Everybody’s been there before. After a long day of classes and organizational meetings, all you want to do is go home and unwind. So, you make it past all the hills, humps, and stairways that make this campus beautiful, to the practically deserted parking garage.

You head up the three flights of stairs, see your car and your heart gets lighter because you know you’re that much closer to getting home. You get inside the car, breathe a sigh of relief and crank it up. All that’s left to do is drive out of the garage.

Yet, when you head down to the second level of the parking garage, you realize that getting out is going to be a little bit more difficult considering the human road block consisting of extraordinary hairdos, hard bottom shoes and one-and-a-half turns. What could this mass of perfect mockery be?

It’s a modeling troupe.

They have a boombox on the ground, blaring whatever’s hitting hard on the airways, while they line up to strut a catwalk that served as a parking lot for most of the day.

The women sashay seductively, cutting their eyes at an imaginary audience and men spin in their square-toes, popping their collars and locking their jaws in their best Tyson Beckford impersonations. They’re working so hard … they’re so in tune … and in the way.

They see you sitting there, bright lights on, tired and ready to go home. Yet, not one makes an attempt to move. No. They continue their parade of spins and twirls, possibly excited to have an audience for their unrestricted vanity, but more than likely taunting you-daring you to drive through.

It’s a problem that many students face during peak modeling season (i.e. pre-homecoming) and a problem that is highly annoying among the students who spend late nights studying or working at school.

To all models out there-you are practicing in a one way parking garage. People who park there have to retrieve their cars at the end of the day.
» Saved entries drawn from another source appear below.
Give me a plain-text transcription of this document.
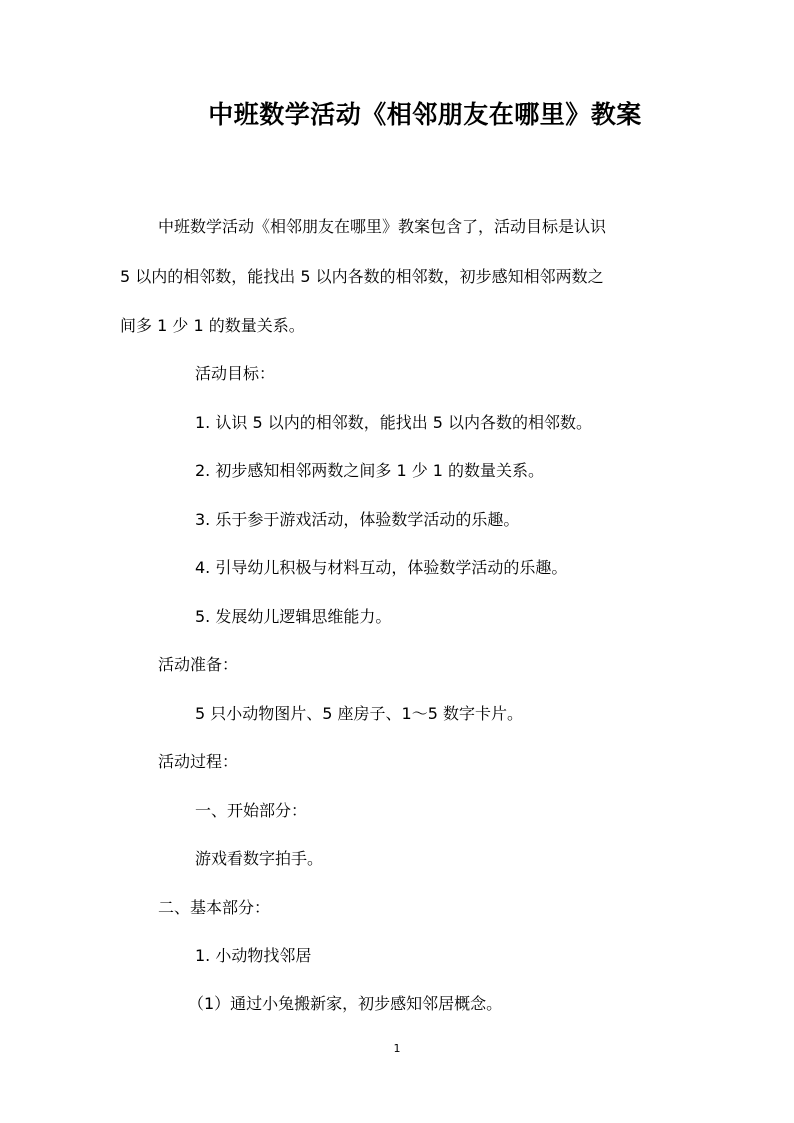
中班数学活动《相邻朋友在哪里》教案
中班数学活动《相邻朋友在哪里》教案包含了，活动目标是认识
5 以内的相邻数，能找出 5 以内各数的相邻数，初步感知相邻两数之
间多 1 少 1 的数量关系。
活动目标：
1. 认识 5 以内的相邻数，能找出 5 以内各数的相邻数。
2. 初步感知相邻两数之间多 1 少 1 的数量关系。
3. 乐于参于游戏活动，体验数学活动的乐趣。
4. 引导幼儿积极与材料互动，体验数学活动的乐趣。
5. 发展幼儿逻辑思维能力。
活动准备：
5 只小动物图片、5 座房子、1～5 数字卡片。
活动过程：
一、开始部分：
游戏看数字拍手。
二、基本部分：
1. 小动物找邻居
（1）通过小兔搬新家，初步感知邻居概念。
1
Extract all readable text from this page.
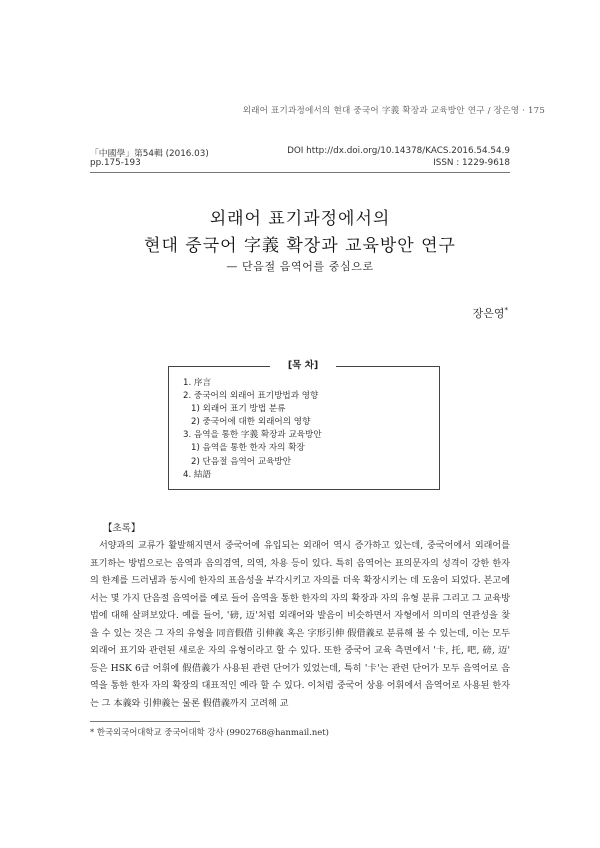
외래어 표기과정에서의 현대 중국어 字義 확장과 교육방안 연구 / 장은영 · 175
「中國學」第54輯 (2016.03)
pp.175-193
DOI http://dx.doi.org/10.14378/KACS.2016.54.54.9
ISSN : 1229-9618
외래어 표기과정에서의
현대 중국어 字義 확장과 교육방안 연구
— 단음절 음역어를 중심으로
장은영*
[목 차]
1. 序言
2. 중국어의 외래어 표기방법과 영향
1) 외래어 표기 방법 분류
2) 중국어에 대한 외래어의 영향
3. 음역을 통한 字義 확장과 교육방안
1) 음역을 통한 한자 자의 확장
2) 단음절 음역어 교육방안
4. 結語
【초록】
서양과의 교류가 활발해지면서 중국어에 유입되는 외래어 역시 증가하고 있는데, 중국어에서 외래어를 표기하는 방법으로는 음역과 음의겸역, 의역, 차용 등이 있다. 특히 음역어는 표의문자의 성격이 강한 한자의 한계를 드러냄과 동시에 한자의 표음성을 부각시키고 자의를 더욱 확장시키는 데 도움이 되었다. 본고에서는 몇 가지 단음절 음역어를 예로 들어 음역을 통한 한자의 자의 확장과 자의 유형 분류 그리고 그 교육방법에 대해 살펴보았다. 예를 들어, '磅, 迈'처럼 외래어와 발음이 비슷하면서 자형에서 의미의 연관성을 찾을 수 있는 것은 그 자의 유형을 同音假借 引伸義 혹은 字形引伸 假借義로 분류해 볼 수 있는데, 이는 모두 외래어 표기와 관련된 새로운 자의 유형이라고 할 수 있다. 또한 중국어 교육 측면에서 '卡, 托, 吧, 磅, 迈' 등은 HSK 6급 어휘에 假借義가 사용된 관련 단어가 있었는데, 특히 '卡'는 관련 단어가 모두 음역어로 음역을 통한 한자 자의 확장의 대표적인 예라 할 수 있다. 이처럼 중국어 상용 어휘에서 음역어로 사용된 한자는 그 本義와 引伸義는 물론 假借義까지 고려해 교
* 한국외국어대학교 중국어대학 강사 (9902768@hanmail.net)
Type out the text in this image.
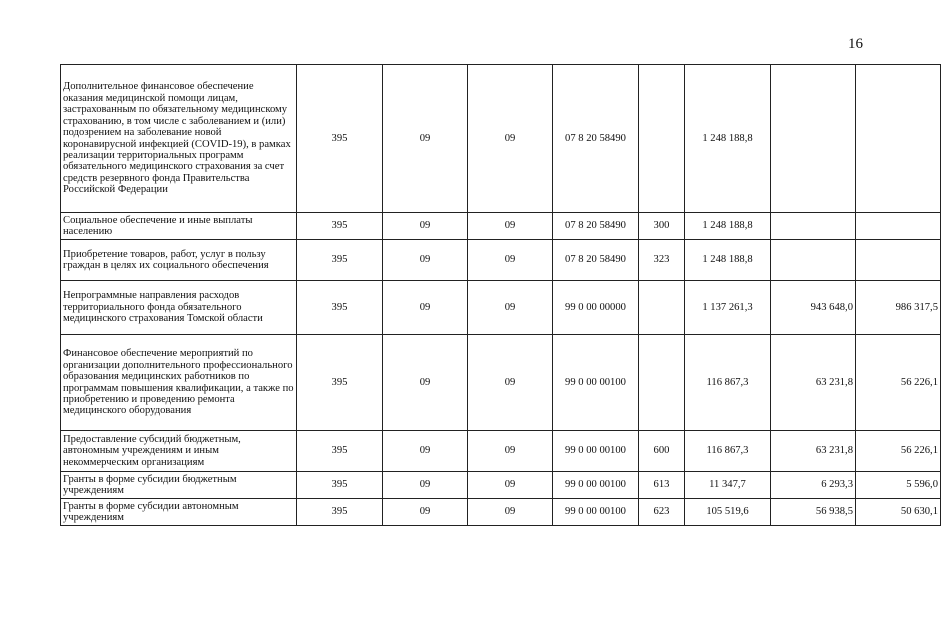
16
Дополнительное финансовое обеспечение оказания медицинской помощи лицам, застрахованным по обязательному медицинскому страхованию, в том числе с заболеванием и (или) подозрением на заболевание новой коронавирусной инфекцией (COVID-19), в рамках реализации территориальных программ обязательного медицинского страхования за счет средств резервного фонда Правительства Российской Федерации	395	09	09	07 8 20 58490		1 248 188,8		
Социальное обеспечение и иные выплаты населению	395	09	09	07 8 20 58490	300	1 248 188,8		
Приобретение товаров, работ, услуг в пользу граждан в целях их социального обеспечения	395	09	09	07 8 20 58490	323	1 248 188,8		
Непрограммные направления расходов территориального фонда обязательного медицинского страхования Томской области	395	09	09	99 0 00 00000		1 137 261,3	943 648,0	986 317,5
Финансовое обеспечение мероприятий по организации дополнительного профессионального образования медицинских работников по программам повышения квалификации, а также по приобретению и проведению ремонта медицинского оборудования	395	09	09	99 0 00 00100		116 867,3	63 231,8	56 226,1
Предоставление субсидий бюджетным, автономным учреждениям и иным некоммерческим организациям	395	09	09	99 0 00 00100	600	116 867,3	63 231,8	56 226,1
Гранты в форме субсидии бюджетным учреждениям	395	09	09	99 0 00 00100	613	11 347,7	6 293,3	5 596,0
Гранты в форме субсидии автономным учреждениям	395	09	09	99 0 00 00100	623	105 519,6	56 938,5	50 630,1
The idea of going the opposite way out of the garage is possible, but taxing. Aside from putting motorists in danger of a ticket, it’s too much to ask. Of course modeling troupes have to practice, but does it have to impede on other students space?

It’s a parking garage, a structure which is used for…wait for it…parking. Save the modeling for runways and flashing lights of Tokyo, London, Paris or New York. Better yet, just save it for Lee hall and let the rest of us drive home.